Documented Problems in WV & PA:
Chemicals coming out with wastewater from wells in Pennsylvania and West Virginia were found to include 4-nitroquinoline N-oxide, used to induce tumors in laboratory animals, and benzene, a known carcinogen.

Targeting poor communities

Much of this area is in the impoverished northern Appalachia region, dotted by isolated small towns and farms that are no longer productive, and are communities with high rates of unemployment. The poverty and relative isolation of the region have made residents prime targets of corporate salespeople, who have pushed them into leasing land for oil wells.

Problems stemming from fracking are surfacing in communities throughout the Marcellus Shale region. In Dimrock, considered “ground zero” for drilling, several drinking-water wells have exploded.

In Dimock, Pa., one out of seven residents was out of work and people were facing foreclosure of their homes. When Cabot offered $25 an acre for the right to drill for five years, plus royalties when gas started flowing, it sounded like a good deal to people who owned vacant fields but little else.

In September, Pennsylvania Department of Environmental Protection officials charged Cabot with five violations after nearly 8,000 gallons of hydraulic fracturing fluids spilled in two separate incidents near Dimock. It took a third spill for Cabot to voluntarily halt the fracking. According to Halliburton the substance spilled was a lubricating gel that poses “a substantial threat to human health” and was a “potential carcinogen” that has caused skin cancer in animals.

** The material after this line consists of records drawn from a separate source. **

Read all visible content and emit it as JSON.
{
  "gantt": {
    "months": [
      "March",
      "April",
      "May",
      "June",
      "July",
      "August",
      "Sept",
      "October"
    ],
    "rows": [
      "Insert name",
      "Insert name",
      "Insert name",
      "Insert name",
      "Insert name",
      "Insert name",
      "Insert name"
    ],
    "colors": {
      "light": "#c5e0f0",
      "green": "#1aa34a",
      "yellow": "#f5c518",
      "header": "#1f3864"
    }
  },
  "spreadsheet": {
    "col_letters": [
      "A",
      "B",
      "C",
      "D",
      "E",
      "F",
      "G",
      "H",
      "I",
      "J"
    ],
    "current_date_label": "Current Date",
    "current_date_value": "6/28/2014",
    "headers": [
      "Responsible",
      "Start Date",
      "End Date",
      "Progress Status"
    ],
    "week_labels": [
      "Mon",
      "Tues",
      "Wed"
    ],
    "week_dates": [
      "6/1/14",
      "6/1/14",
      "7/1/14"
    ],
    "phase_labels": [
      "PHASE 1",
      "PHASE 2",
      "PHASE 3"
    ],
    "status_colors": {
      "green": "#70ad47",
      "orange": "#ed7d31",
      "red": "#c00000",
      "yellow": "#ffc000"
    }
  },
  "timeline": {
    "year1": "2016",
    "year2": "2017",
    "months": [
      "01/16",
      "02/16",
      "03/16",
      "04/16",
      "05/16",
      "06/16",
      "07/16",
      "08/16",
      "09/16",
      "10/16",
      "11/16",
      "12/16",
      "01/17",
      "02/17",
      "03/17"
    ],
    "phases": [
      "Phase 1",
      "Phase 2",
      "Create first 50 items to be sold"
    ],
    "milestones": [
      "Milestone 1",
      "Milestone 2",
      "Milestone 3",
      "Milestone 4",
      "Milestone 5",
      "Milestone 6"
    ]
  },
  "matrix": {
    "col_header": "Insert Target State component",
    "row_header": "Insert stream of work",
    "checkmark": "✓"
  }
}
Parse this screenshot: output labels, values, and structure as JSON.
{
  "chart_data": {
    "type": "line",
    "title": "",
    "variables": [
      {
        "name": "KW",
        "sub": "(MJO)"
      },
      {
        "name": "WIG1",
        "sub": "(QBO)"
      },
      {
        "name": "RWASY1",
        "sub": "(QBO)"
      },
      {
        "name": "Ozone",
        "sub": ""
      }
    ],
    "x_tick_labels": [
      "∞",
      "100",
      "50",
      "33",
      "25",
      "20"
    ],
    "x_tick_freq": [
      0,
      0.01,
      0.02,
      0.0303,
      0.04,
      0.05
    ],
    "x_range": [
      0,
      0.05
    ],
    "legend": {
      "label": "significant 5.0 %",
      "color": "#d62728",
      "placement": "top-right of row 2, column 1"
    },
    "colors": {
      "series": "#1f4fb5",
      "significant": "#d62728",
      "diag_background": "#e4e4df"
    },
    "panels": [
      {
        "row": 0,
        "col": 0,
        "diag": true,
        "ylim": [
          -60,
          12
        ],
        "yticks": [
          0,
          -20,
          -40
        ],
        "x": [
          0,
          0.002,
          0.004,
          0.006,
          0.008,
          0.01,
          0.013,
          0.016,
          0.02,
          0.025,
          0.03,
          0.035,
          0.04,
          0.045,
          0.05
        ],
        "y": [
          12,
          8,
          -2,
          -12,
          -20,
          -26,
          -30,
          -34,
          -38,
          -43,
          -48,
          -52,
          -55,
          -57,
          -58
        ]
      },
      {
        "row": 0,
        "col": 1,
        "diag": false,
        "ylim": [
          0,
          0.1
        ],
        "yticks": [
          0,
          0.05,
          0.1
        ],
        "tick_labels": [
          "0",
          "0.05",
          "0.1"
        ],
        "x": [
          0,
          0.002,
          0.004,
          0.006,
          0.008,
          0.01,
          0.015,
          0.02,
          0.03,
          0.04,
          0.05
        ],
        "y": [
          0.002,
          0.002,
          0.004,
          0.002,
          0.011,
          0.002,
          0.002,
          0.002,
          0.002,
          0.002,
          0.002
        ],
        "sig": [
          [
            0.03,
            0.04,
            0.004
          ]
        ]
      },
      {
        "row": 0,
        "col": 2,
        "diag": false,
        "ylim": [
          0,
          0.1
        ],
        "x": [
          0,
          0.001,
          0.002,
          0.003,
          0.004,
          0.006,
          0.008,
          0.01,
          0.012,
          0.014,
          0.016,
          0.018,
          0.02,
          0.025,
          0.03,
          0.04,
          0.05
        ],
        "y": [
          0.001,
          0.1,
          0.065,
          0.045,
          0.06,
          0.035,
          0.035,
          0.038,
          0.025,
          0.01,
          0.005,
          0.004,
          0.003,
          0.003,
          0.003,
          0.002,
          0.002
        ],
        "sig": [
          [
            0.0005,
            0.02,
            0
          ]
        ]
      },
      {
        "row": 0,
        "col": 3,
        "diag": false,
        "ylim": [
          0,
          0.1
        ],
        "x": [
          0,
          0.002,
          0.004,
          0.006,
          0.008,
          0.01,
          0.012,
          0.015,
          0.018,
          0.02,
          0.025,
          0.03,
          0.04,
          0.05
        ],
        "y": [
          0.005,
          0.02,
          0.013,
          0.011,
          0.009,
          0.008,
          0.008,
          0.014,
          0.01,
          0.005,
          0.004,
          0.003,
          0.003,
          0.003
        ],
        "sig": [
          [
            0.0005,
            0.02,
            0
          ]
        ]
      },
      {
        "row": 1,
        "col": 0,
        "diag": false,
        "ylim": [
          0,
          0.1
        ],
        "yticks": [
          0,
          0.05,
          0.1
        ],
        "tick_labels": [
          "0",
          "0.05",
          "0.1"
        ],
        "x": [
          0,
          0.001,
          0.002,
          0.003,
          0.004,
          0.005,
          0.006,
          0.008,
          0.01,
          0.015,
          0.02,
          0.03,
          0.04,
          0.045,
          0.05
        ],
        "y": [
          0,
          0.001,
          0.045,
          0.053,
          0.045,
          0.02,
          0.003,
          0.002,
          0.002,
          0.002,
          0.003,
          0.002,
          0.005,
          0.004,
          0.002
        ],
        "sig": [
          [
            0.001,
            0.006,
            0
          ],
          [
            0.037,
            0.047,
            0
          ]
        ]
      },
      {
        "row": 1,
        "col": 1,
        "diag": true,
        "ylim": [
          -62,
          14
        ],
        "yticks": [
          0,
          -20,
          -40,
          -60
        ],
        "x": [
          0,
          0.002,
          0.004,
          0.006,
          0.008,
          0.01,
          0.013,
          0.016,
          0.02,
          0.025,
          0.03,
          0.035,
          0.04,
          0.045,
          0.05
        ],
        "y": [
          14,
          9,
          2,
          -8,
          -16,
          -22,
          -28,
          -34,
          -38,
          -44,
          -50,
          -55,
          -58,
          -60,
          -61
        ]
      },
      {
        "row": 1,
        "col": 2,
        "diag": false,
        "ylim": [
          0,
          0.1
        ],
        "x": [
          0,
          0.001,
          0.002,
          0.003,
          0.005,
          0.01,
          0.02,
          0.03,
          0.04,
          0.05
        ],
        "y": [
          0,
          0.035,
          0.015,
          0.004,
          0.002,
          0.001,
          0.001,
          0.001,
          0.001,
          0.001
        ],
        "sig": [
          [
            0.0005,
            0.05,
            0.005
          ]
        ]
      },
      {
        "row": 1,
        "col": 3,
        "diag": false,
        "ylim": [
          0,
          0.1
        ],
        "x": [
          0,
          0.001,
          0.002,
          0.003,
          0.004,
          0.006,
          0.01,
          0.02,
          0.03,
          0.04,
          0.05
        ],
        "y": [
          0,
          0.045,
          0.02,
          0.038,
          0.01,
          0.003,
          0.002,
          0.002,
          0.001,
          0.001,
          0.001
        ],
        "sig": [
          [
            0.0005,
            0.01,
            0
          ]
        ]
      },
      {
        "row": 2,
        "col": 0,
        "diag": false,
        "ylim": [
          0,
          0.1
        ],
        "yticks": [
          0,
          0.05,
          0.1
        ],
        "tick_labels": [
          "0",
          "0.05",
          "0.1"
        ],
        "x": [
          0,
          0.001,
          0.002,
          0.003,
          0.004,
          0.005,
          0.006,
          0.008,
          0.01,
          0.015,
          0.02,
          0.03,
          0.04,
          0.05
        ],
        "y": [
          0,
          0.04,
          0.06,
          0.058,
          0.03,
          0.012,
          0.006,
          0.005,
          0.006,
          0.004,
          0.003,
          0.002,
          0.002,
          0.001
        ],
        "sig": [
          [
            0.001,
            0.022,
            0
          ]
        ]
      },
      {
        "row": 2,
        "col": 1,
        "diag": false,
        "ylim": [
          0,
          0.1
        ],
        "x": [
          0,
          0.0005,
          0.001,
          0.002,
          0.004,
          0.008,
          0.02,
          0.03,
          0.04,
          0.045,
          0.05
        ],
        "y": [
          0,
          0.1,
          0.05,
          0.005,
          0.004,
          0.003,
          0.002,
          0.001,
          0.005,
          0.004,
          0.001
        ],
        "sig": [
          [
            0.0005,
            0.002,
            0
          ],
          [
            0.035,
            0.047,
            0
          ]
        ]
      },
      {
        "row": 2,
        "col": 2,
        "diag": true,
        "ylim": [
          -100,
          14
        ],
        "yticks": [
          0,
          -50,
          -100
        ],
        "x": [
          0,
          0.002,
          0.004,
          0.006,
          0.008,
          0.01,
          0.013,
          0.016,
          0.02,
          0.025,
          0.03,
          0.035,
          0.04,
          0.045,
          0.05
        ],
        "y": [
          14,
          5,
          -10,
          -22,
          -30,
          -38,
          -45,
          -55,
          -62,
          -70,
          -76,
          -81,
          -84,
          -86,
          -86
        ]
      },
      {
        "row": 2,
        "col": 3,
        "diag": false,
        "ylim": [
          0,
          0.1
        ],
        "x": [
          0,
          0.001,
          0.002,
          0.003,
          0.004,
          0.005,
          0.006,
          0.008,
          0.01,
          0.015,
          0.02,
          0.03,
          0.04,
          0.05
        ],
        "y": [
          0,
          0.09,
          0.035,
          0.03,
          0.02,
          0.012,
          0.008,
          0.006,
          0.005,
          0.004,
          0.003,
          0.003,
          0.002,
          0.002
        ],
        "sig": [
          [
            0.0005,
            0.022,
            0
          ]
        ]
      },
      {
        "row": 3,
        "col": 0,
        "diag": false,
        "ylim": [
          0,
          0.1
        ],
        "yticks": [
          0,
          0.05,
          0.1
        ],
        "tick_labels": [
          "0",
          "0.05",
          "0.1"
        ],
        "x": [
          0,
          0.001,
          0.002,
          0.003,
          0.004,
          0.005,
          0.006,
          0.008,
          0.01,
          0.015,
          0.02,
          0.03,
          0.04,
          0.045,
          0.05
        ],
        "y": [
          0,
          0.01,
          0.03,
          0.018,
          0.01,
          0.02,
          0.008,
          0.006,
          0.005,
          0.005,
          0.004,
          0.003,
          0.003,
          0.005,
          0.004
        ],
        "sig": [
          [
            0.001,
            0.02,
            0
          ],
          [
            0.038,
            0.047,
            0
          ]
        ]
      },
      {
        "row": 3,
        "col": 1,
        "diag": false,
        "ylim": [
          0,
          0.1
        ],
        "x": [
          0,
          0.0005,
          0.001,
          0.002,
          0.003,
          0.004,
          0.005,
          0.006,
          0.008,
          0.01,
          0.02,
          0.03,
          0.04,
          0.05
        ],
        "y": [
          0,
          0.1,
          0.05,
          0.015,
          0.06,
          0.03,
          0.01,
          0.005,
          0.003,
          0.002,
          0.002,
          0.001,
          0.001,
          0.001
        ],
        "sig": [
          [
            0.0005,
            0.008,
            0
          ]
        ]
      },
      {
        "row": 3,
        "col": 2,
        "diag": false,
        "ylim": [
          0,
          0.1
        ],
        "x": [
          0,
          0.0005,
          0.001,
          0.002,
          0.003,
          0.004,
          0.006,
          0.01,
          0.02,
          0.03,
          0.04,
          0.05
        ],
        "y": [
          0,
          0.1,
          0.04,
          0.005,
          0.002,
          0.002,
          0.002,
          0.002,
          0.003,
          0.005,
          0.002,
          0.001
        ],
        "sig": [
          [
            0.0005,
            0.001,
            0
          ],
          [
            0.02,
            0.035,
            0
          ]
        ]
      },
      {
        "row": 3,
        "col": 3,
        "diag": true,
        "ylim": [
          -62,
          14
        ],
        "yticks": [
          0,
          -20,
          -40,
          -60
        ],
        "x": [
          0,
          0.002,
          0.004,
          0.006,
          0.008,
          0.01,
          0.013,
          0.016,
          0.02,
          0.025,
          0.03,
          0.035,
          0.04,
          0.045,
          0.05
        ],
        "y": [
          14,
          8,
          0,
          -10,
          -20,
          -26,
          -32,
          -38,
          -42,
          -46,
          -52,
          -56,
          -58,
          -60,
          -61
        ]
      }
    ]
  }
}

Workers at U.S. Steel and Allegheny Energy near McKeesport found that water used to power their plant contained so much salty sediment it was corroding their machinery. An estimated 10,000 fish died on a 33-mile stretch of Dunkard Creek in this area.

International Disaster:
Dec. 3 marked the 25th anniversary of the widespread and continued contamination resulting from the Union Carbide chemical leak in Bhopal, India, that claimed tens of thousands of lives. Without any serious regulation of hydraulic fracturing practices, is the U.S. facing a disaster of that magnitude?